München Playmobil, Lego und Co: Diese Geschenke sollten Sie schnell besorgen
In weniger als 100 Tagen ist Weihnachten. Im letzten Jahr mussten die Weihnachtseinkäufe schnell erledigt werden und auch dieses Jahr drohen Engpässe. Wir erklären Ihnen, welche Branchen besonders betroffen sind - und welche nicht.

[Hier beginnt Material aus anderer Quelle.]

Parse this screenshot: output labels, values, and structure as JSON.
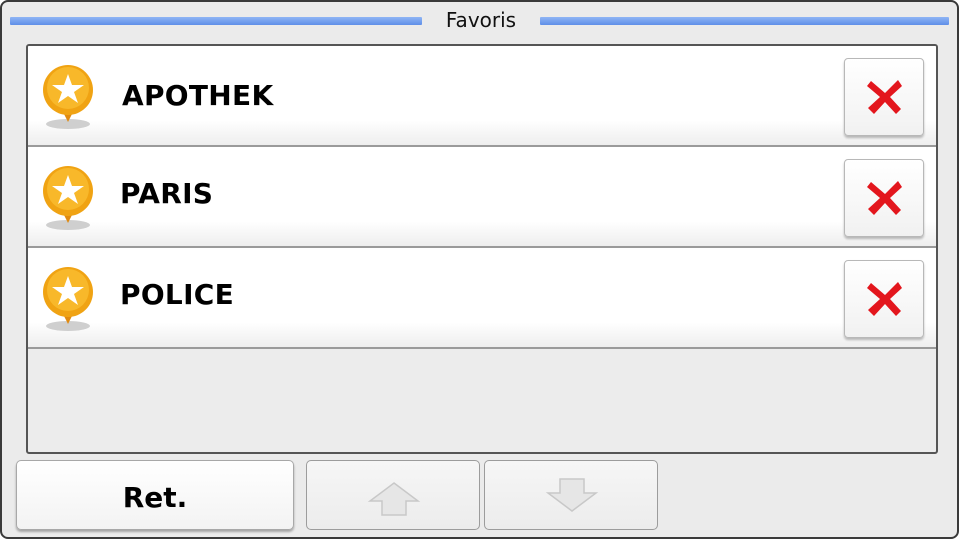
{
  "header": {
    "title": "Favoris"
  },
  "favorites": [
    {
      "label": "APOTHEK",
      "icon": "star-pin-icon",
      "delete_icon": "delete-x-icon"
    },
    {
      "label": "PARIS",
      "icon": "star-pin-icon",
      "delete_icon": "delete-x-icon"
    },
    {
      "label": "POLICE",
      "icon": "star-pin-icon",
      "delete_icon": "delete-x-icon"
    }
  ],
  "footer": {
    "back_label": "Ret.",
    "up_icon": "arrow-up-icon",
    "down_icon": "arrow-down-icon"
  },
  "colors": {
    "title_accent": "#6f9cee",
    "pin_orange": "#f0a313",
    "delete_red": "#e3161d"
  }
}
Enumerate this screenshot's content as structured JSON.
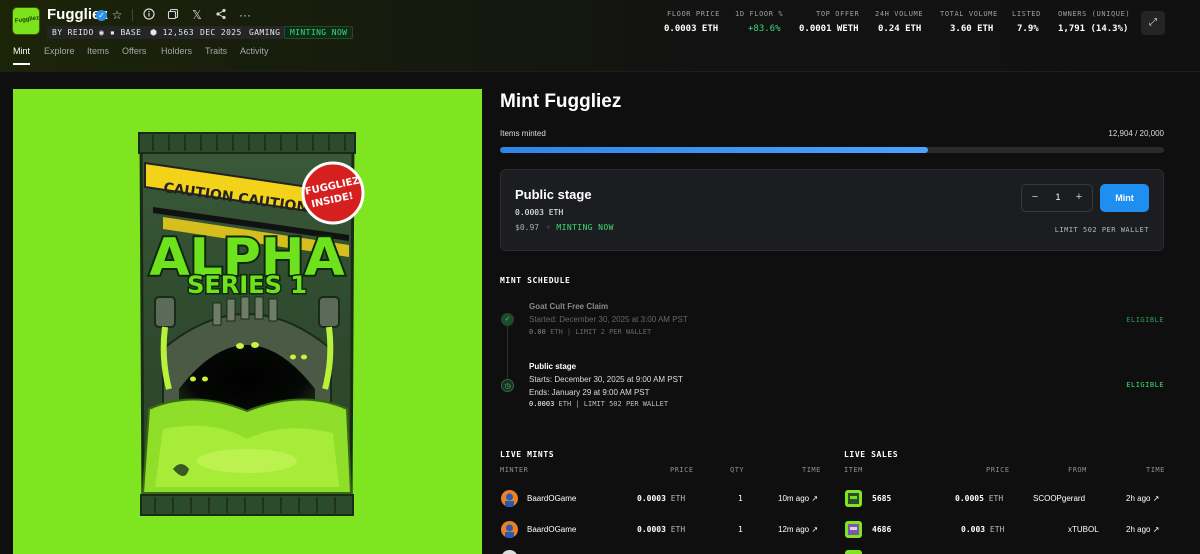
{
  "collection": {
    "name": "Fuggliez",
    "logo_text": "Fuggliez",
    "creator": "BY REIDO",
    "chain": "BASE",
    "item_count": "12,563",
    "date": "DEC 2025",
    "category": "GAMING",
    "status": "MINTING NOW"
  },
  "stats": [
    {
      "label": "FLOOR PRICE",
      "value": "0.0003 ETH"
    },
    {
      "label": "1D FLOOR %",
      "value": "+83.6%"
    },
    {
      "label": "TOP OFFER",
      "value": "0.0001 WETH"
    },
    {
      "label": "24H VOLUME",
      "value": "0.24 ETH"
    },
    {
      "label": "TOTAL VOLUME",
      "value": "3.60 ETH"
    },
    {
      "label": "LISTED",
      "value": "7.9%"
    },
    {
      "label": "OWNERS (UNIQUE)",
      "value": "1,791 (14.3%)"
    }
  ],
  "nav": [
    "Mint",
    "Explore",
    "Items",
    "Offers",
    "Holders",
    "Traits",
    "Activity"
  ],
  "artwork": {
    "caution": "CAUTION  CAUTION",
    "badge_line1": "FUGGLIEZ",
    "badge_line2": "INSIDE!",
    "headline": "ALPHA",
    "subline": "SERIES 1"
  },
  "mint": {
    "title": "Mint Fuggliez",
    "items_minted_label": "Items minted",
    "items_minted_value": "12,904 / 20,000",
    "progress_fraction": 0.645,
    "stage": {
      "title": "Public stage",
      "price": "0.0003 ETH",
      "usd": "$0.97",
      "live": "◦ MINTING NOW",
      "qty": "1",
      "minus": "−",
      "plus": "+",
      "button": "Mint",
      "limit": "LIMIT 502 PER WALLET"
    }
  },
  "schedule": {
    "heading": "MINT SCHEDULE",
    "items": [
      {
        "name": "Goat Cult Free Claim",
        "line1": "Started: December 30, 2025 at 3:00 AM PST",
        "line2": "",
        "meta_value": "0.00",
        "meta_rest": " ETH | LIMIT 2 PER WALLET",
        "status": "ELIGIBLE"
      },
      {
        "name": "Public stage",
        "line1": "Starts: December 30, 2025 at 9:00 AM PST",
        "line2": "Ends: January 29 at 9:00 AM PST",
        "meta_value": "0.0003",
        "meta_rest": " ETH | LIMIT 502 PER WALLET",
        "status": "ELIGIBLE"
      }
    ]
  },
  "live_mints": {
    "heading": "LIVE MINTS",
    "columns": [
      "MINTER",
      "PRICE",
      "QTY",
      "TIME"
    ],
    "rows": [
      {
        "minter": "BaardOGame",
        "price": "0.0003",
        "unit": "ETH",
        "qty": "1",
        "time": "10m ago ↗"
      },
      {
        "minter": "BaardOGame",
        "price": "0.0003",
        "unit": "ETH",
        "qty": "1",
        "time": "12m ago ↗"
      }
    ]
  },
  "live_sales": {
    "heading": "LIVE SALES",
    "columns": [
      "ITEM",
      "PRICE",
      "FROM",
      "TIME"
    ],
    "rows": [
      {
        "item": "5685",
        "price": "0.0005",
        "unit": "ETH",
        "from": "SCOOPgerard",
        "time": "2h ago ↗"
      },
      {
        "item": "4686",
        "price": "0.003",
        "unit": "ETH",
        "from": "xTUBOL",
        "time": "2h ago ↗"
      }
    ]
  },
  "colors": {
    "accent_blue": "#1e8ef0",
    "success_green": "#3ddc73",
    "art_bg": "#7ee520"
  }
}
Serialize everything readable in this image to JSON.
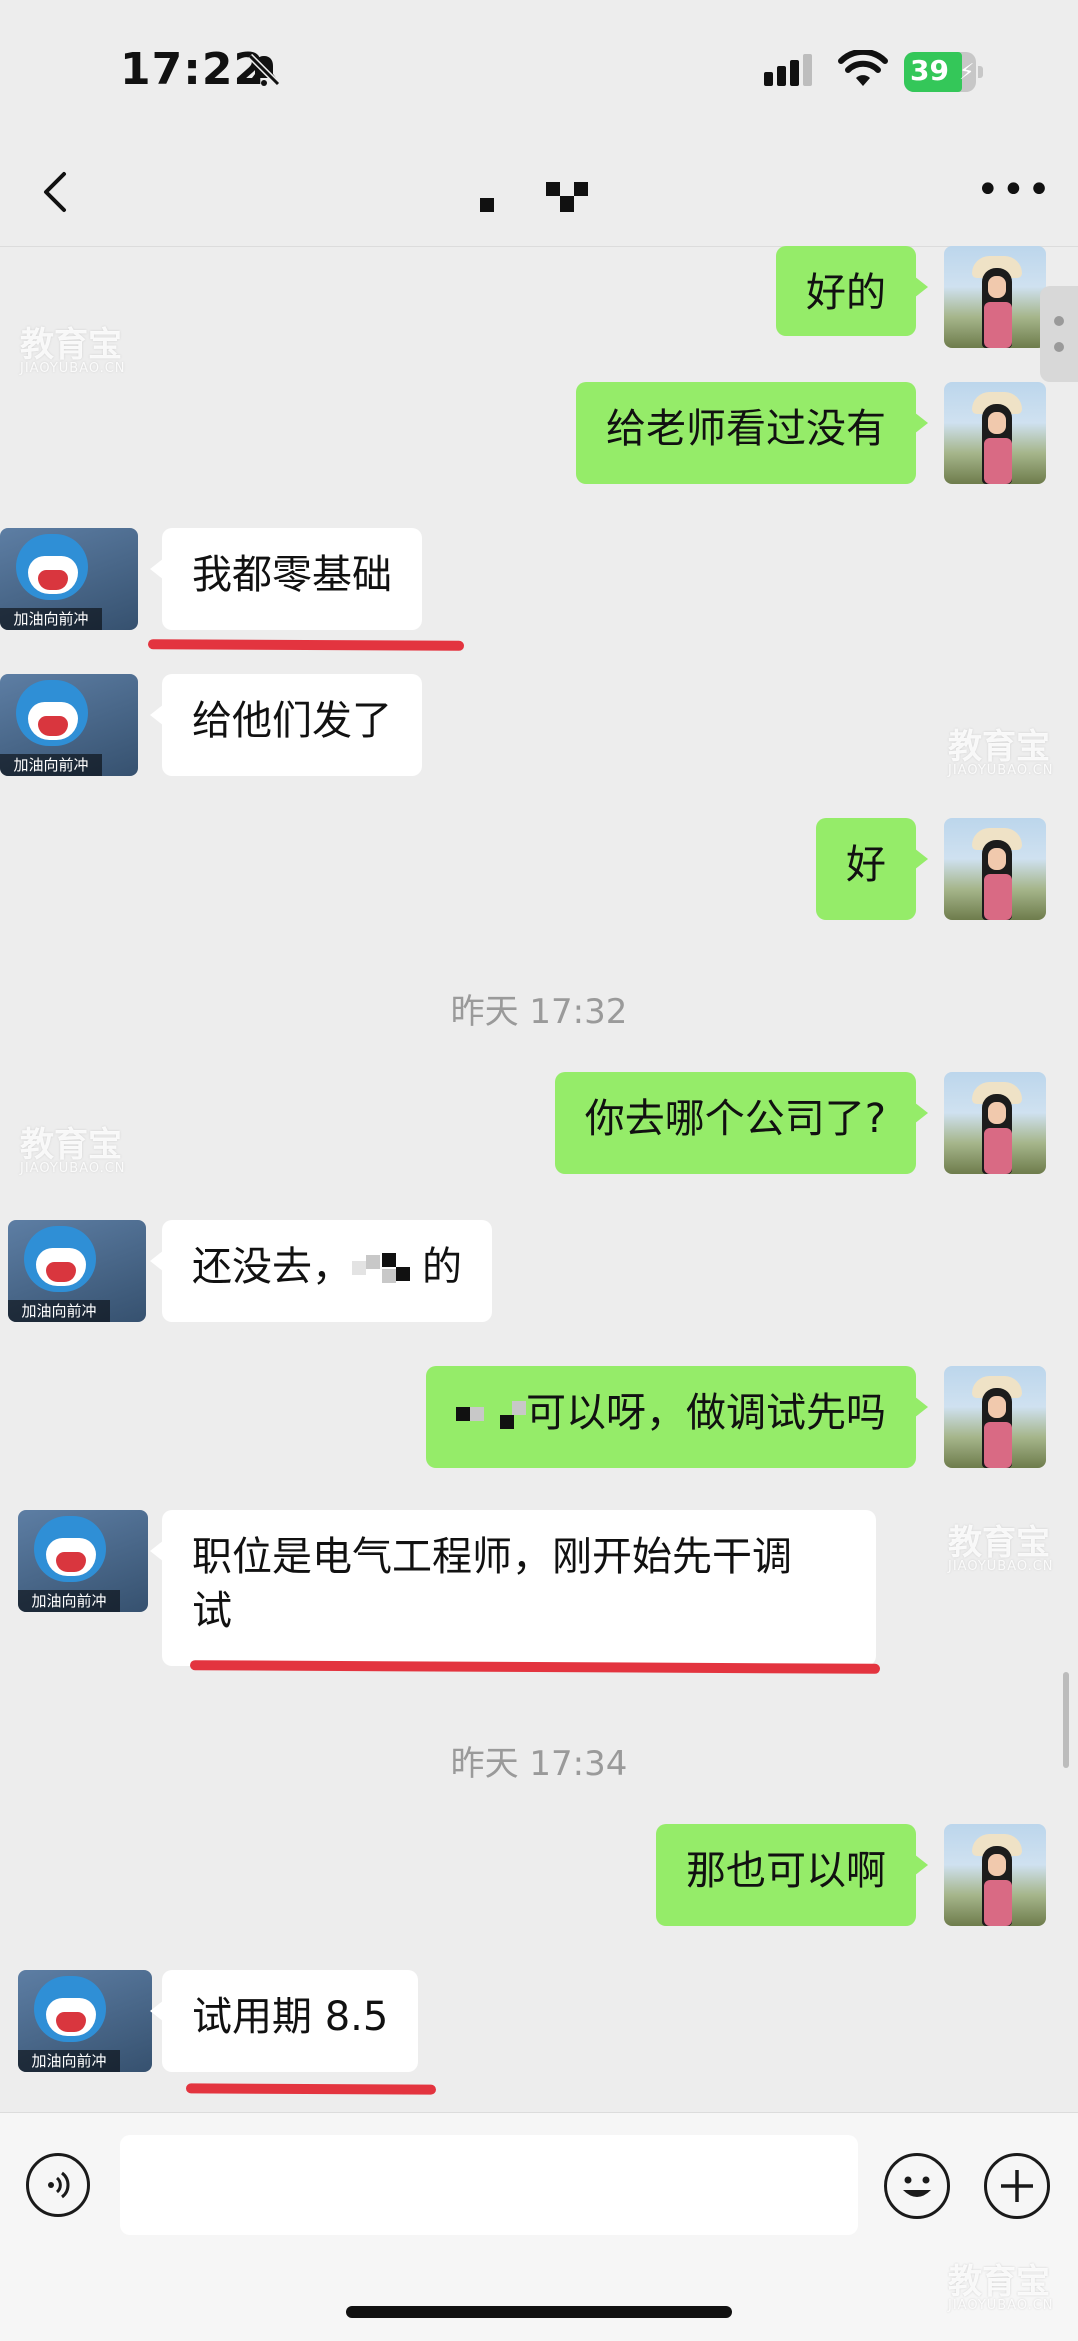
{
  "status_bar": {
    "time": "17:22",
    "battery": "39"
  },
  "chat": {
    "timestamps": [
      "昨天 17:32",
      "昨天 17:34"
    ],
    "avatar_caption": "加油向前冲",
    "messages": [
      {
        "side": "me",
        "text": "好的"
      },
      {
        "side": "me",
        "text": "给老师看过没有"
      },
      {
        "side": "them",
        "text": "我都零基础",
        "underlined": true
      },
      {
        "side": "them",
        "text": "给他们发了"
      },
      {
        "side": "me",
        "text": "好"
      },
      {
        "side": "me",
        "text": "你去哪个公司了?"
      },
      {
        "side": "them",
        "text_before": "还没去，",
        "text_after": "的",
        "redacted": true
      },
      {
        "side": "me",
        "text_after": "可以呀，做调试先吗",
        "redacted": true
      },
      {
        "side": "them",
        "line1": "职位是电气工程师，刚开始先干调",
        "line2": "试",
        "underlined": true
      },
      {
        "side": "me",
        "text": "那也可以啊"
      },
      {
        "side": "them",
        "text": "试用期 8.5",
        "underlined": true
      }
    ]
  },
  "watermark": {
    "main": "教育宝",
    "sub": "JIAOYUBAO.CN"
  },
  "colors": {
    "my_bubble": "#95ec69",
    "their_bubble": "#ffffff",
    "background": "#ededed",
    "underline": "#e3343f"
  }
}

Die Lage für den Einzelhandel bleibt angespannt. Die am Dienstag veröffentliche Umfrage des Ifo-Instituts zeigt, welche Branchen weiterhin mit Lieferengpässen zu kämpfen haben.
Für einzelne Branchen gibt es Hoffnung. Während im Mai noch 100 Prozent der Spieleinzelhändler mit Lieferproblemen zu kämpfen hatten, ist die Zahl im August auf 73,5 Prozent gesunken. Doch das bedeutet nicht, dass alle Spiele leicht zu haben sind. Der Pressesprecher von Playmobil, Björn Seeger, erzählt unserer Redaktion, dass Engpässe nicht ganz ausgeschlossen werden können.
Die Gründe hierfür sind vielfältig. „Einige Ressourcen, die zur Produktion, aber auch für Logistik-Prozesse benötigt werden, sind derzeit schwer verfügbar. Das kann Auswirkungen auf manche Produkte und die Verfügbarkeit im Handel haben.“ Er rät zur Eile beim Weihnachtseinkauf.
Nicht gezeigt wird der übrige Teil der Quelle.